SnowyPetals · 01/04/2022 16:38

I would message them saying "Ladies I fear I was a bit hasty with the open house invitation for our playground. You're all still most welcome, I just don't think I should have left it completely open - some days won't work for us. Please can you drop me a text if you'd like to come over, and I can let you know if it's convenient? "

Puzzledandpissedoff · 01/04/2022 16:38

We did also say use at your own risk etc and they all said of course

Well yes, they do - until something goes wrong, and then attitudes can change pretty fast

Personally I liked the PP's suggestion: "'m really glad that our play equipment is being used and we will be delighted for this to continue but the whole 'just come any time' isn't really working for us and there have been a few awkward times when it would have been more convenient for there not to anyone there at that particular time. So whilst the invitation is still firmly still mostly open, please could you just text to check with me first in case it doesn't work for me when you are planning to come over?"

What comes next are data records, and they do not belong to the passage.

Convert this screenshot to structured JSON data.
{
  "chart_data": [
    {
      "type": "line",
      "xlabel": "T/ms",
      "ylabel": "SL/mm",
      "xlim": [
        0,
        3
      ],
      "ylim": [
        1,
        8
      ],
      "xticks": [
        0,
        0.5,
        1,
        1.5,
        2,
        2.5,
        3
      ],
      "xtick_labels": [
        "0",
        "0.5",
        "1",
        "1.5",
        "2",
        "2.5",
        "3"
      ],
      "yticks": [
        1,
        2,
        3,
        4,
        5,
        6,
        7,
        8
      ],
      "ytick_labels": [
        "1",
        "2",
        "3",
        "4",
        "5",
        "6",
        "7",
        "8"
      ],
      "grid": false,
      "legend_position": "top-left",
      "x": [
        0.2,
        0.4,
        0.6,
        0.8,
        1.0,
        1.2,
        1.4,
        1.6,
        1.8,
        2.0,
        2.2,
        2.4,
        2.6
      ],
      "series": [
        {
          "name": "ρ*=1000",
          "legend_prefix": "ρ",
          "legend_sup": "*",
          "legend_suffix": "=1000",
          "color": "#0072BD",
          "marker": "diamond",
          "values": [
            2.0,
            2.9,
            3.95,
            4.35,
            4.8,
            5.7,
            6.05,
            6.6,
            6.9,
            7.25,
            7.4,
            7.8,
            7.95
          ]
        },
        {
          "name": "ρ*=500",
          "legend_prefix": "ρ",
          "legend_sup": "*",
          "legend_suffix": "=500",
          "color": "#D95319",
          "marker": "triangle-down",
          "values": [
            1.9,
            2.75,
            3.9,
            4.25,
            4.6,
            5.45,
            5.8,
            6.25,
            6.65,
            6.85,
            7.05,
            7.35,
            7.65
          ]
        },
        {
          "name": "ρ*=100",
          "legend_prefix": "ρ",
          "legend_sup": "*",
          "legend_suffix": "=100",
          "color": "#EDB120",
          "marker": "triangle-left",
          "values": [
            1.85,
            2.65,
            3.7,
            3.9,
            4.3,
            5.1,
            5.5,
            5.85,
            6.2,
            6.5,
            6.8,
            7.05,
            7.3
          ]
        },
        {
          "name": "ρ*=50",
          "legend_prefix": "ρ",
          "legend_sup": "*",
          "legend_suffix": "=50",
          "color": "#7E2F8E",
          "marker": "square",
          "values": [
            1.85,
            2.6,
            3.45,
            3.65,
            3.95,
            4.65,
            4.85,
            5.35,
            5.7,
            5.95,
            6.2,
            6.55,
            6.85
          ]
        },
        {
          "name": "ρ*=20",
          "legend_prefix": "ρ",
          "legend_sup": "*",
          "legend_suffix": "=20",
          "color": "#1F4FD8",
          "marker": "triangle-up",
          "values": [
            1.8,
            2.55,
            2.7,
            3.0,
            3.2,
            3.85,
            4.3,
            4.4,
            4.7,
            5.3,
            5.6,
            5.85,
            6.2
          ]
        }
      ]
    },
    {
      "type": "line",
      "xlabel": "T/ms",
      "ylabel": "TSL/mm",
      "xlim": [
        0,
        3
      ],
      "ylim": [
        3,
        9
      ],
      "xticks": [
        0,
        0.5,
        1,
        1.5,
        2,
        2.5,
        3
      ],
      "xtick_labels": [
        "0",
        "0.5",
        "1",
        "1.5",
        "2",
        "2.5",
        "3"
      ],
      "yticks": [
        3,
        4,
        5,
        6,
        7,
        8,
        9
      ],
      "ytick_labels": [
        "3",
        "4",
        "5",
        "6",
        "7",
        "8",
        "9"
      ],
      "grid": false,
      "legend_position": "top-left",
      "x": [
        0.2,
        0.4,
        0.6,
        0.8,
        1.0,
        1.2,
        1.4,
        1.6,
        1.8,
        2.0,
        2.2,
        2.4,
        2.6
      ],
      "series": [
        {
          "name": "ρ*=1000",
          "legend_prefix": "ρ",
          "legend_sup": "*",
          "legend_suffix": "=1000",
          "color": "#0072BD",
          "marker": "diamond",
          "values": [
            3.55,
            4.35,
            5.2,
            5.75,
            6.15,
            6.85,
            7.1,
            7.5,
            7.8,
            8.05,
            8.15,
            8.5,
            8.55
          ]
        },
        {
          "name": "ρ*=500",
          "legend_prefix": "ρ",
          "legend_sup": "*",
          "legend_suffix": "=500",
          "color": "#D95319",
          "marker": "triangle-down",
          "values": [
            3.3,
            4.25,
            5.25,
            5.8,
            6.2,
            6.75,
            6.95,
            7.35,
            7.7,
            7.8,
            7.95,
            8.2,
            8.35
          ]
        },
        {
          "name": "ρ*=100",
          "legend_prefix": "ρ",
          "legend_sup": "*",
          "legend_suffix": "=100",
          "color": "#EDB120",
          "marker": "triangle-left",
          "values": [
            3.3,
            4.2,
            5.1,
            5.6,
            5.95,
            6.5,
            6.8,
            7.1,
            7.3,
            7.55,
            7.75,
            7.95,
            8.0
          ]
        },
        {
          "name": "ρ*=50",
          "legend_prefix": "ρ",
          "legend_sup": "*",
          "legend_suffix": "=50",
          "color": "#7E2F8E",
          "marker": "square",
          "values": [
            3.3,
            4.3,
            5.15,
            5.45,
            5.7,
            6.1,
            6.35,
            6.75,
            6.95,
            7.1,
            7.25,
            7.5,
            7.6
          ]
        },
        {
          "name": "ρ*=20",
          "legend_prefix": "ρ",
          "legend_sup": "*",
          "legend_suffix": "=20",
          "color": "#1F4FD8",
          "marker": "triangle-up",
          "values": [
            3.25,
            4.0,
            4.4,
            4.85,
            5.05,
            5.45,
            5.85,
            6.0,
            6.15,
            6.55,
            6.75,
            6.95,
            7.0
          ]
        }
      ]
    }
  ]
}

Because otherwise it's only going to get worse

Rosebuud · 01/04/2022 16:38

@nokidshere

We did also say use at your own risk etc and they all said of course.

That will count for nothing if you find yourself having to defend your actions in a court of law. If you invite them into your garden and someone has an accident, if they decide to sue you the onus will be on you to prove that your actions weren't the cause of said accident.

Oh for goodness sake. 😂
Mia400000 · 01/04/2022 16:39

@WeCouldBeSpearows

Just send a message saying that it's likely you (or your partner) will be home through the week sometimes, so could they please get in touch in advance if they want to use the garden, as there will be some days it won't be available.
This is a perfect message to send.
Hoppinggreen · 01/04/2022 16:39

@SprayedWithDettol

I would check with your insurer that this is appropriate. And put a lock on the gate.